After you’ve cleaned the area, make it inaccessible in some way—put a chair over it or cover it with aluminum foil.
If you catch your dog “in the act,” do not throw a fit. Take him calmly by the collar and lead him outside. (If your dog is small enough, scoop him up and carry him out.) You do not want to give the dog the impression that you do not approve of him relieving himself.
Reward the dog for finishing up outside with lots of praise and love.
In early puppyhood, puppies need to go out soon after eating, drinking, sleeping, or playing—in short, all the time.
Treat your newly adopted shelter dog like a puppy, regardless of his age.
Don’t put the dog out alone in a fenced yard, instead go out with him.
You can’t let him know he’s making the right choice if you’re not out there with him. Reward him for completing his business and make the reward memorable—a piece of garlic chicken, cheddar cheese, a walk.
Do not take the dog for a walk to do his business. Instead go to your chosen potty area and wait. Once the dog goes to the bathroom, then begin your walk. If the dog doesn’t go within a few minutes, go back in the house and try again in a half hour. Many dogs on walks will hold off as long as they can because they know that once they’ve gone to the bathroom, their owner will turn around and head for home. Instead use the walk as a reward for going in the appointed area.
Prevent accidents by managing the dog’s environment.

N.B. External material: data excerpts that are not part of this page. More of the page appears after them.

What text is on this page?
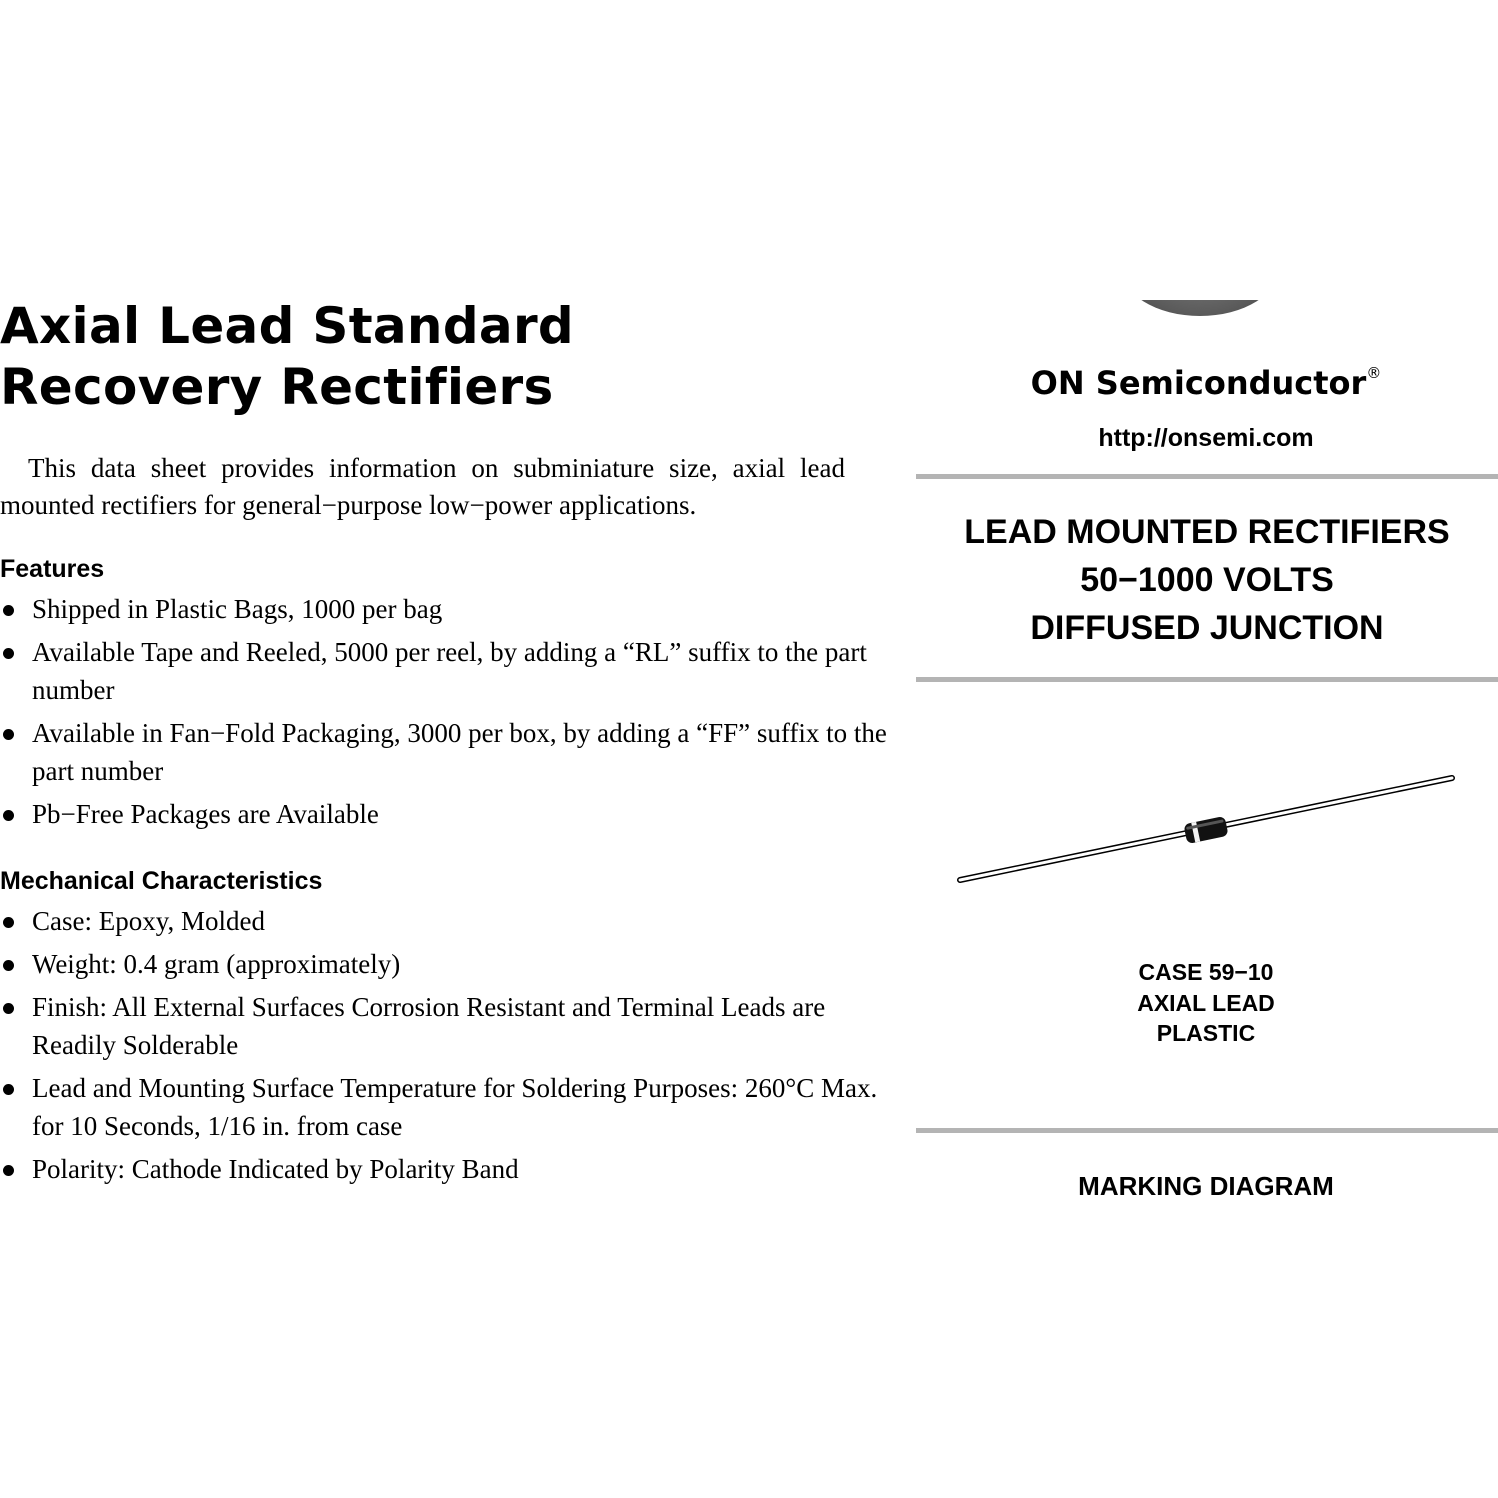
Axial Lead Standard
Recovery Rectifiers

This data sheet provides information on subminiature size, axial lead mounted rectifiers for general−purpose low−power applications.

Features
Shipped in Plastic Bags, 1000 per bag
Available Tape and Reeled, 5000 per reel, by adding a “RL” suffix to the part number
Available in Fan−Fold Packaging, 3000 per box, by adding a “FF” suffix to the part number
Pb−Free Packages are Available
Mechanical Characteristics
Case: Epoxy, Molded
Weight: 0.4 gram (approximately)
Finish: All External Surfaces Corrosion Resistant and Terminal Leads are Readily Solderable
Lead and Mounting Surface Temperature for Soldering Purposes: 260°C Max. for 10 Seconds, 1/16 in. from case
Polarity: Cathode Indicated by Polarity Band
ON Semiconductor®
http://onsemi.com
LEAD MOUNTED RECTIFIERS
50−1000 VOLTS
DIFFUSED JUNCTION
CASE 59−10
AXIAL LEAD
PLASTIC
MARKING DIAGRAM
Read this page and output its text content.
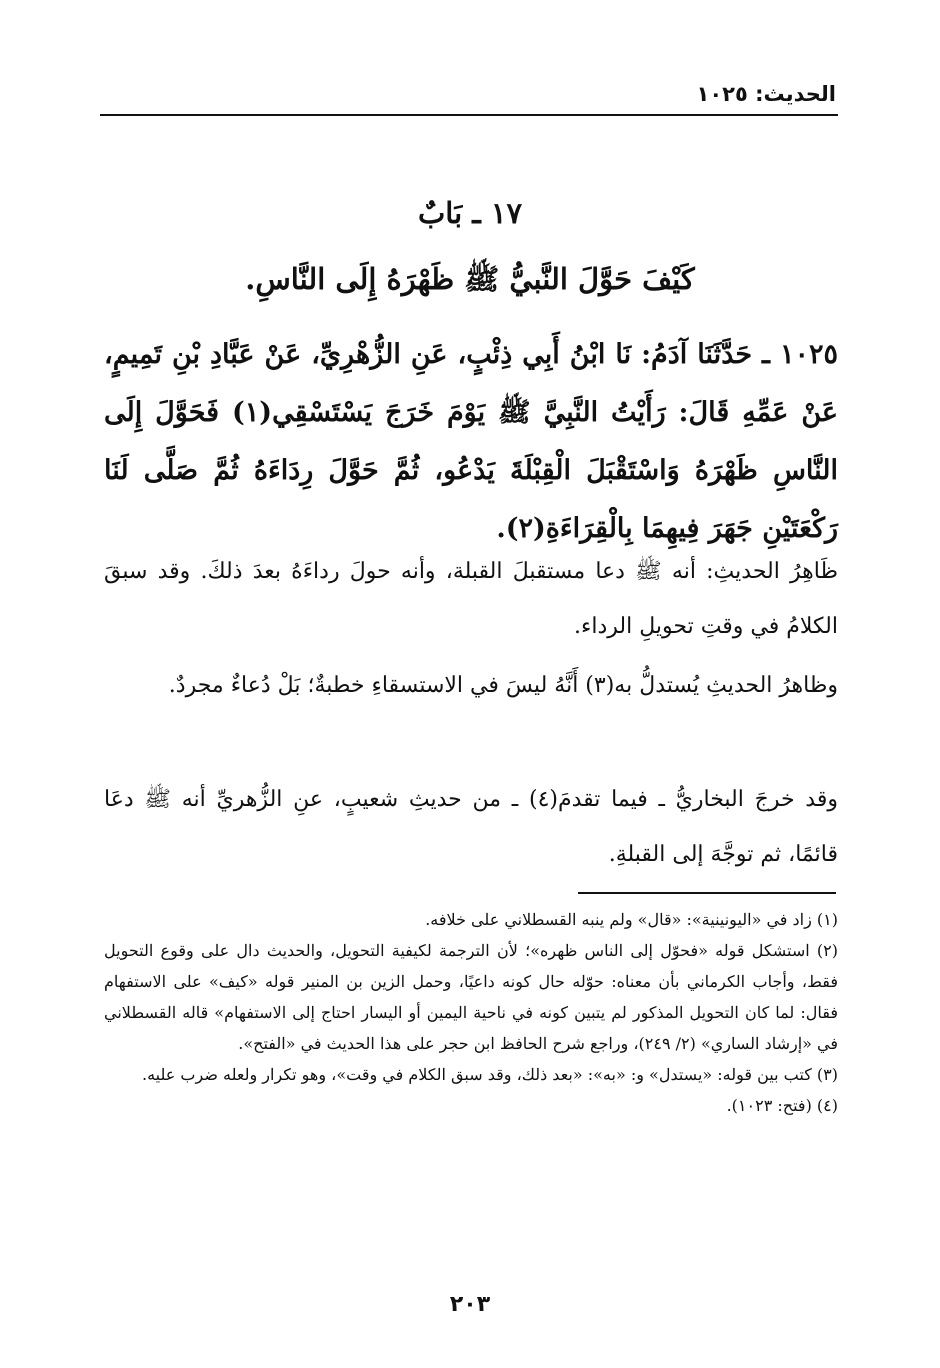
الحديث: ١٠٢٥
١٧ ـ بَابٌ
كَيْفَ حَوَّلَ النَّبيُّ ﷺ ظَهْرَهُ إِلَى النَّاسِ.

١٠٢٥ ـ حَدَّثَنَا آدَمُ: نَا ابْنُ أَبِي ذِئْبٍ، عَنِ الزُّهْرِيِّ، عَنْ عَبَّادِ بْنِ تَمِيمٍ، عَنْ عَمِّهِ قَالَ: رَأَيْتُ النَّبِيَّ ﷺ يَوْمَ خَرَجَ يَسْتَسْقِي(١) فَحَوَّلَ إِلَى النَّاسِ ظَهْرَهُ وَاسْتَقْبَلَ الْقِبْلَةَ يَدْعُو، ثُمَّ حَوَّلَ رِدَاءَهُ ثُمَّ صَلَّى لَنَا رَكْعَتَيْنِ جَهَرَ فِيهِمَا بِالْقِرَاءَةِ(٢).

ظَاهِرُ الحديثِ: أنه ﷺ دعا مستقبلَ القبلة، وأنه حولَ رداءَهُ بعدَ ذلكَ. وقد سبقَ الكلامُ في وقتِ تحويلِ الرداء.

وظاهرُ الحديثِ يُستدلُّ به(٣) أَنَّهُ ليسَ في الاستسقاءِ خطبةٌ؛ بَلْ دُعاءٌ مجردٌ.

وقد خرجَ البخاريُّ ـ فيما تقدمَ(٤) ـ من حديثِ شعيبٍ، عنِ الزُّهريِّ أنه ﷺ دعَا قائمًا، ثم توجَّهَ إلى القبلةِ.

(١) زاد في «اليونينية»: «قال» ولم ينبه القسطلاني على خلافه.

(٢) استشكل قوله «فحوّل إلى الناس ظهره»؛ لأن الترجمة لكيفية التحويل، والحديث دال على وقوع التحويل فقط، وأجاب الكرماني بأن معناه: حوّله حال كونه داعيًا، وحمل الزين بن المنير قوله «كيف» على الاستفهام فقال: لما كان التحويل المذكور لم يتبين كونه في ناحية اليمين أو اليسار احتاج إلى الاستفهام» قاله القسطلاني في «إرشاد الساري» (٢/ ٢٤٩)، وراجع شرح الحافظ ابن حجر على هذا الحديث في «الفتح».

(٣) كتب بين قوله: «يستدل» و: «به»: «بعد ذلك، وقد سبق الكلام في وقت»، وهو تكرار ولعله ضرب عليه.

(٤) (فتح: ١٠٢٣).

٢٠٣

When you’re home, tether the dog to your waist. You’ll be certain to notice when the dog needs to go out. If you choose not to tether the dog, you must actively supervise. Dogs tend to relieve themselves in low-traffic areas—behind the couch, under the dining room table. Don’t allow the dog out of your sight, even for a moment. If you are not home, use a crate to encourage your dog to “hold it.”
When you’re out, either use a crate or a puppy-proof a room to minimize the chance of damage. Until the dog has gone three months without an accident, do not leave him unattended or unconfined.